A leitora Maria Lúcia N. Tavares, em mensagem enviada à
revista, indaga-nos:
Qual é, na verdade, a posição de Allan Kardec com
relação aos ensinamentos espíritas face ao avanço da
ciência? Se a doutrina dos espíritos ficar estagnada no
que foi estabelecido em meados do século 19, existe
algum perigo de se ver ridicularizada ou paralisada no
tempo, como acontece com determinadas igrejas que
parecem agir na contramão do progresso científico?
São duas as proposições apresentadas pela leitora.
Quanto à posição de Kardec com relação ao avanço
científico, eis o que ele escreveu:
“O Espiritismo (...) não estabelece como princípio
absoluto senão o que se acha evidentemente demonstrado,
ou o que ressalta logicamente da observação. Entendendo
com todos os ramos da economia social, aos quais dá o
apoio das suas próprias descobertas, assimilará sempre
todas as doutrinas progressivas, de qualquer ordem que
sejam, desde que hajam assumido o estado de verdades
práticas e abandonado o domínio da utopia, sem o que ele
se suicidaria. Deixando de ser o que é, mentiria à sua
origem e ao seu fim providencial. Caminhando de par com
o progresso, o Espiritismo jamais será ultrapassado,
porque, se novas descobertas lhe demonstrassem estar em
erro acerca de um ponto qualquer, ele se modificaria
nesse ponto. Se uma verdade nova se revelar, ele a
aceitará.” (A Gênese, cap. I, item 55.)
O entendimento acima foi reiterado pelo codificador da
doutrina espírita em outro momento da mesma obra,
quando, linhas adiante, afirmou que as religiões, e não
apenas a doutrina espírita, devem caminhar lado a lado
com a Ciência.
Em um texto que ele inseriu no cap. IV, Kardec lembra
que as religiões jamais ganharam coisa alguma em
sustentar erros manifestos.
O raciocínio é muito simples. A missão da Ciência é
descobrir as leis da Natureza. Ora, sendo essas leis
obra de Deus, não podem ser contrárias às religiões que
se baseiem na verdade. Dessa forma, lançar anátema ao
progresso, por atentatório à religião, é lançá-lo à
própria obra de Deus.
Trata-se, aliás, de um trabalho inútil porque nem todos
os anátemas do mundo são capazes de obstar a que a
Ciência avance e a verdade abra caminho. Se a Religião
se nega a avançar com a Ciência, esta avançará sozinha.
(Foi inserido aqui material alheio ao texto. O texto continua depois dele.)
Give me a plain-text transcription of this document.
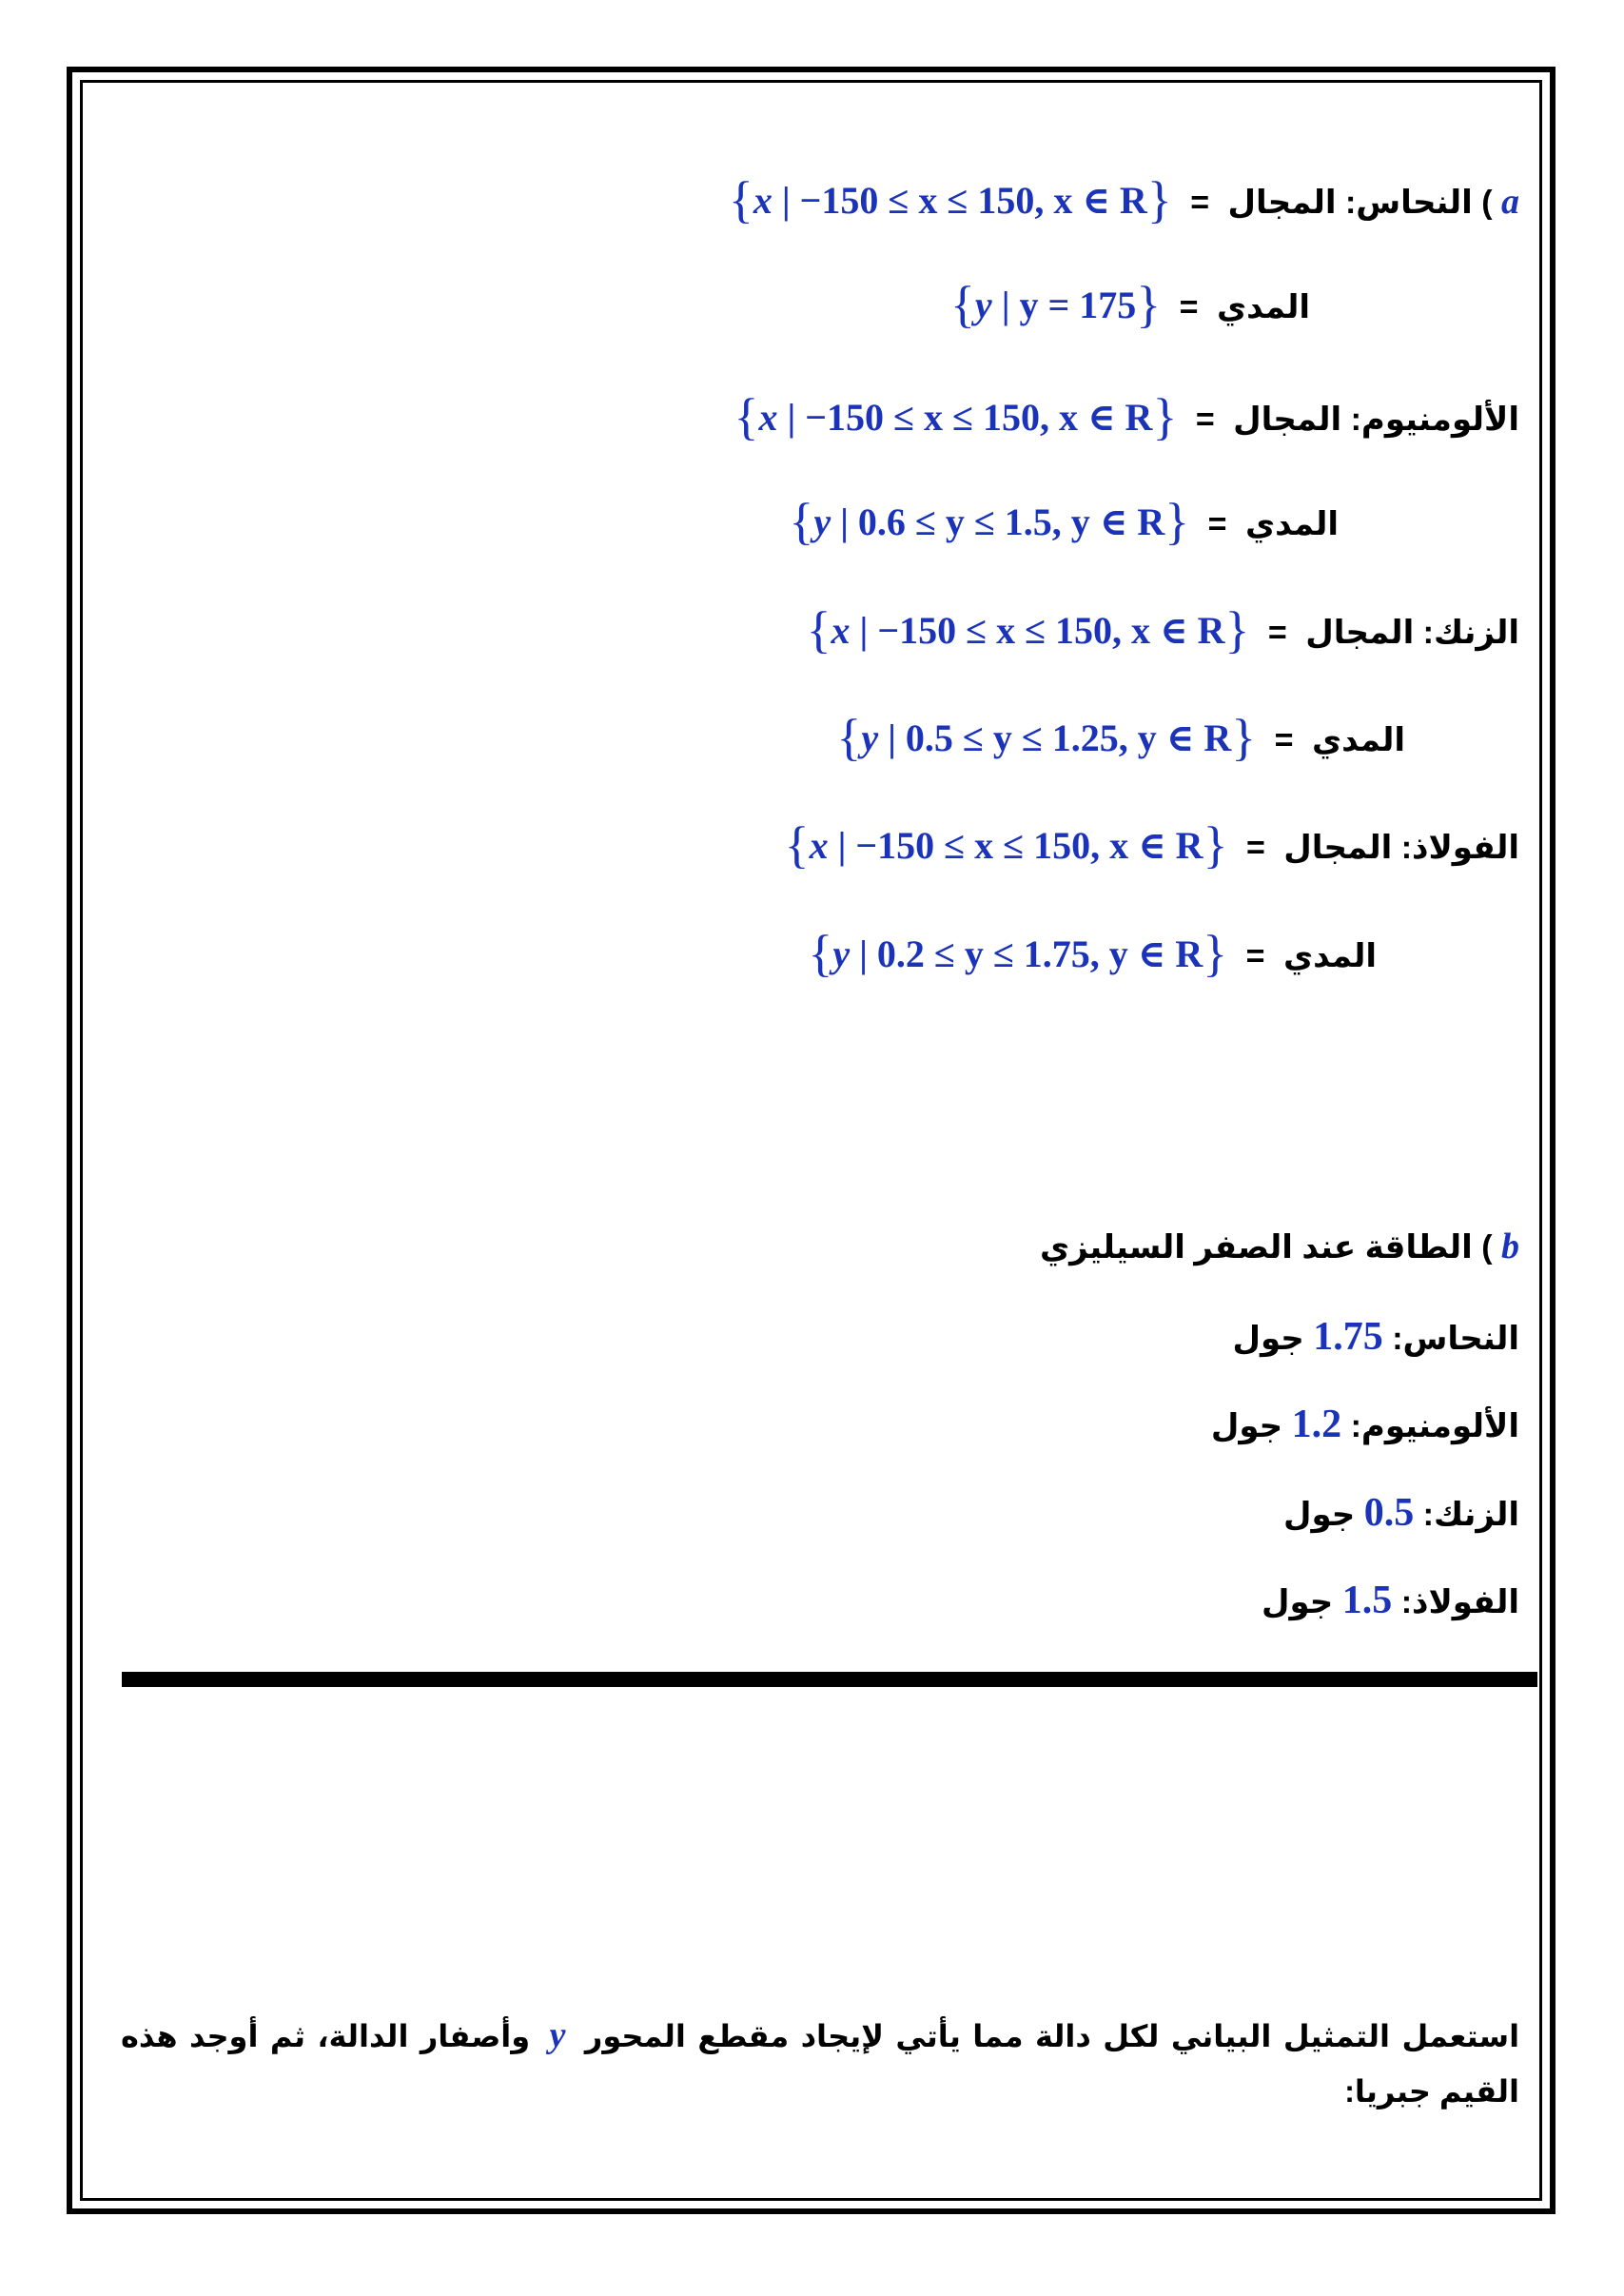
a ) النحاس: المجال = {x | −150 ≤ x ≤ 150, x ∈ R}
المدي = {y | y = 175}
الألومنيوم: المجال = {x | −150 ≤ x ≤ 150, x ∈ R}
المدي = {y | 0.6 ≤ y ≤ 1.5, y ∈ R}
الزنك: المجال = {x | −150 ≤ x ≤ 150, x ∈ R}
المدي = {y | 0.5 ≤ y ≤ 1.25, y ∈ R}
الفولاذ: المجال = {x | −150 ≤ x ≤ 150, x ∈ R}
المدي = {y | 0.2 ≤ y ≤ 1.75, y ∈ R}
b ) الطاقة عند الصفر السيليزي
النحاس: 1.75 جول
الألومنيوم: 1.2 جول
الزنك: 0.5 جول
الفولاذ: 1.5 جول
استعمل التمثيل البياني لكل دالة مما يأتي لإيجاد مقطع المحور y وأصفار الدالة، ثم أوجد هذه القيم جبريا:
Somente as religiões estacionárias podem, pois, temer as
descobertas da Ciência, as quais só são funestas àquelas
que se deixam distanciar pelas ideias progressistas,
imobilizando-se no absolutismo de suas crenças. Agindo
assim, demonstram fazer mesquinha ideia da Divindade,
visto que não compreendem que assimilar as leis da
Natureza, que a Ciência revela, é glorificar a Deus em
suas obras. (Cf. A Gênese, cap. IV, itens 9 e
10.)
Quanto à segunda proposição, entendemos que é um exagero
dizer que o Espiritismo possa ser um dia ridicularizado
pela Ciência, uma vez que seus fundamentos, ao
contrário, têm sido fortalecidos e não enfraquecidos com
o passar dos anos.
Imortalidade da alma, pluralidade das existências,
comunicação com os mortos, existência de vida em outros
mundos – são princípios fundamentais do Espiritismo que
ganham a cada dia novos adeptos, pela força dos
fenômenos e pelo avanço do conhecimento científico. As
pesquisas conduzidas seriamente, os filmes, as novelas,
as séries de TV, livros de autores encarnados e
desencarnados, tanto quanto os congressos na área
médico-espírita, provam isso.
Não podemos ignorar que a Doutrina Espírita foi
codificada há mais de 160 anos em uma época em que nem
luz elétrica havia. Surgiram depois disso a eletrônica,
a teoria da relatividade, a física quântica, o avião, as
viagens espaciais, a TV, o cinema, o rádio, o
computador, a internet... Nada, porém, foi capaz de
balançar um só dos fundamentos espíritas, contrariamente
ao que ocorre com as chamadas religiões dogmáticas, que
têm dificuldade em conciliar seus dogmas com o avanço
vertiginoso do conhecimento científico e tecnológico.